Prior to Thursday’s poll just six of the 92 professional clubs were in Tory constituencies. That figure has now risen to 11, including their first two Premiership sides in Chelsea and Fulham. Portsmouth are the only top flight team in a Liberal Democrat area.
- Guardian, Saturday 7 May 2005, Sport section, p17.

Tuesday, 10 May 2005

lousy players and lousy GMs

A saved summary of threads on characteristics of 'lousy players and lousy GMs' in role-playing games.

two candidates

We saw two candidates out and about during the election. We saw our own MP, Simon Hughes, at some English festivities at Covent Garden to mark St George's Day on Saturday 23 April. And, on the Monday 2 May bank holiday, as we were taking the long way round to go to the Museum of Docklands, George Galloway, on his battle bus on Cable St, visiting a mural commemorating the conflict between the BUF and anti-fascists there in the 1930s. Simon and George both won, although Simon's website hasn't caught up with that fact yet.

Friday, 6 May 2005

arsenal ticket tout

The case against a man arrested for ticket touting outside Arsenal’s football stadium was dismissed because the judge at a north London court had not heard of the club and said the prosecution had failed to prove that they were a Premiership team.
- Guardian, 3/1/01 (story from Islington Gazette 14/12/00)

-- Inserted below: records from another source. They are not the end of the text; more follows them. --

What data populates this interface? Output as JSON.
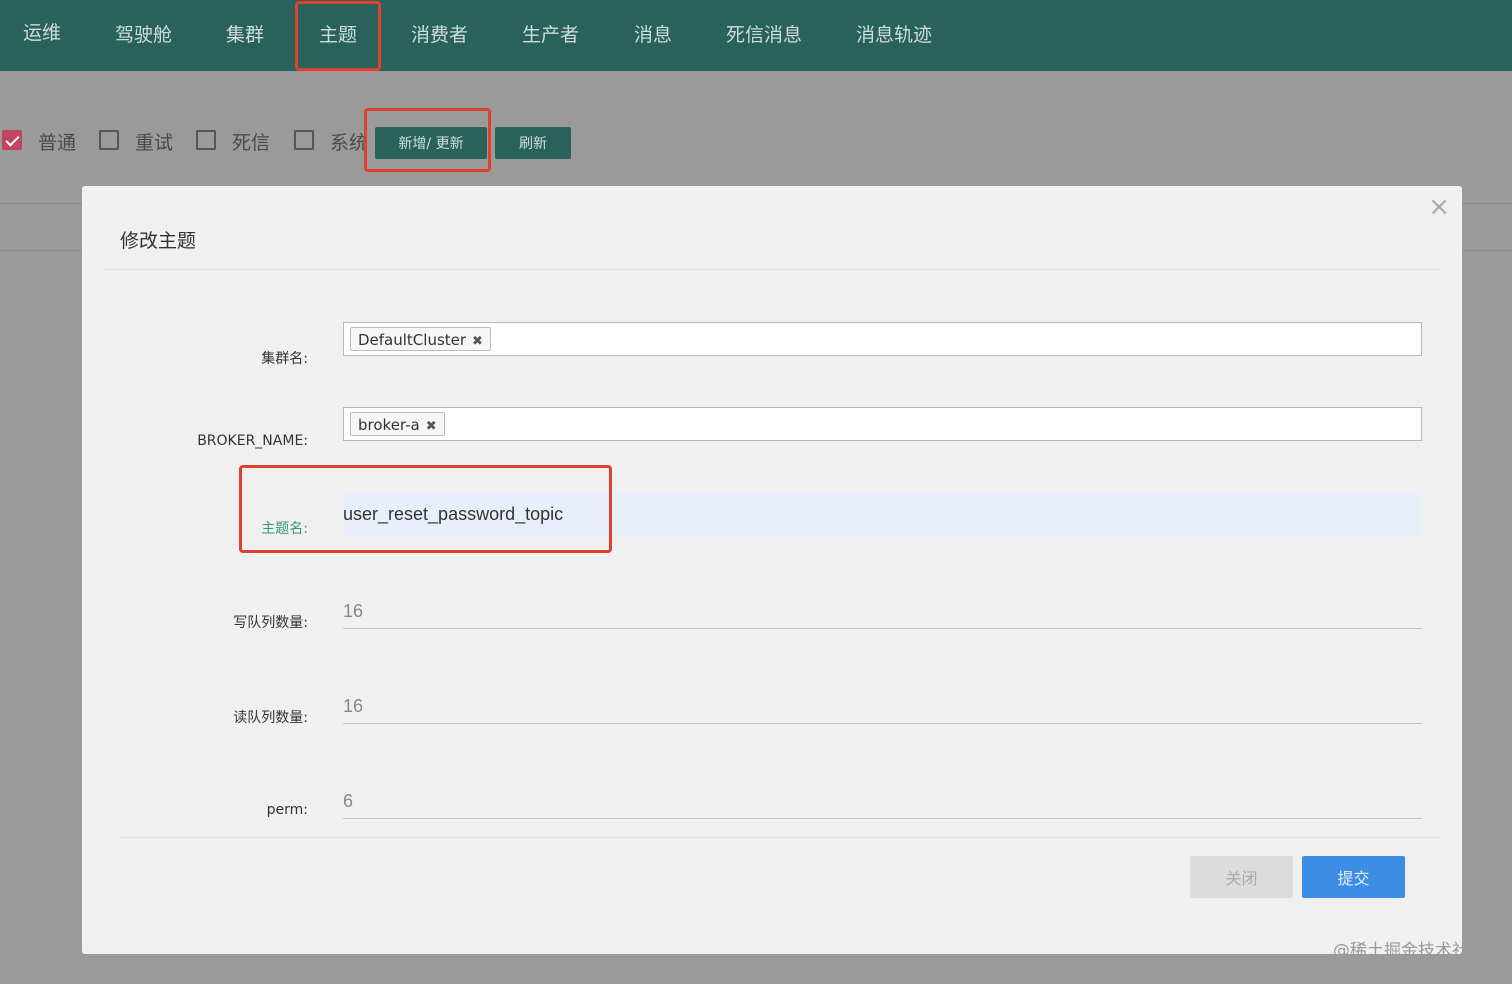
{
  "nav": {
    "items": [
      {
        "label": "运维"
      },
      {
        "label": "驾驶舱"
      },
      {
        "label": "集群"
      },
      {
        "label": "主题"
      },
      {
        "label": "消费者"
      },
      {
        "label": "生产者"
      },
      {
        "label": "消息"
      },
      {
        "label": "死信消息"
      },
      {
        "label": "消息轨迹"
      }
    ],
    "active": "主题"
  },
  "filters": {
    "checkboxes": [
      {
        "label": "普通",
        "checked": true
      },
      {
        "label": "重试",
        "checked": false
      },
      {
        "label": "死信",
        "checked": false
      },
      {
        "label": "系统",
        "checked": false
      }
    ],
    "add_update_label": "新增/ 更新",
    "refresh_label": "刷新"
  },
  "modal": {
    "title": "修改主题",
    "close_icon": "×",
    "fields": {
      "cluster": {
        "label": "集群名:",
        "tag": "DefaultCluster"
      },
      "broker": {
        "label": "BROKER_NAME:",
        "tag": "broker-a"
      },
      "topic": {
        "label": "主题名:",
        "value": "user_reset_password_topic"
      },
      "write_queues": {
        "label": "写队列数量:",
        "value": "16"
      },
      "read_queues": {
        "label": "读队列数量:",
        "value": "16"
      },
      "perm": {
        "label": "perm:",
        "value": "6"
      }
    },
    "tag_remove_icon": "✖",
    "buttons": {
      "close": "关闭",
      "submit": "提交"
    }
  },
  "colors": {
    "nav_bg": "#28625a",
    "checkbox_checked": "#c24463",
    "highlight_border": "#e0412f",
    "submit_bg": "#3d8ce6",
    "topic_label": "#3a9a6e"
  },
  "watermark": "@稀土掘金技术社区"
}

simon schama and harold macmillan

Tripping over a rug in the Christ’s College senior common room, I rose to find myself face to face with Harold Macmillan’s whiskers. ‘There, there,’ Supermac drawled, not missing a beat, ‘gratitude understandable; prostration quite unnecessary.’
- Simon Schama (Labour supporter), Guardian, p2, G2, 5/5/05.

ur team suk bro

The Guardian Guide's TV listings for last night's election coverage read:
BBC1 Election Night - David Dimbleby stays up all night with Jeremy Paxman, Fiona Bruce and Peter Snow.
ITV1 Election 2005 - Jonathan Dimbleby stays up all night with Alastair Stewart and Nicholas Owen. Wonder if the Dimblebys ever watch each other's bits and then text? UR TEAM SUK BRO. No, of course they don't.

We stuck pretty faithfully with the BBC; both watched till after 3, I stayed downstairs but fell asleep on the sofa not long after that, occasionally surfacing, until the younger generation got more vocal just before 7.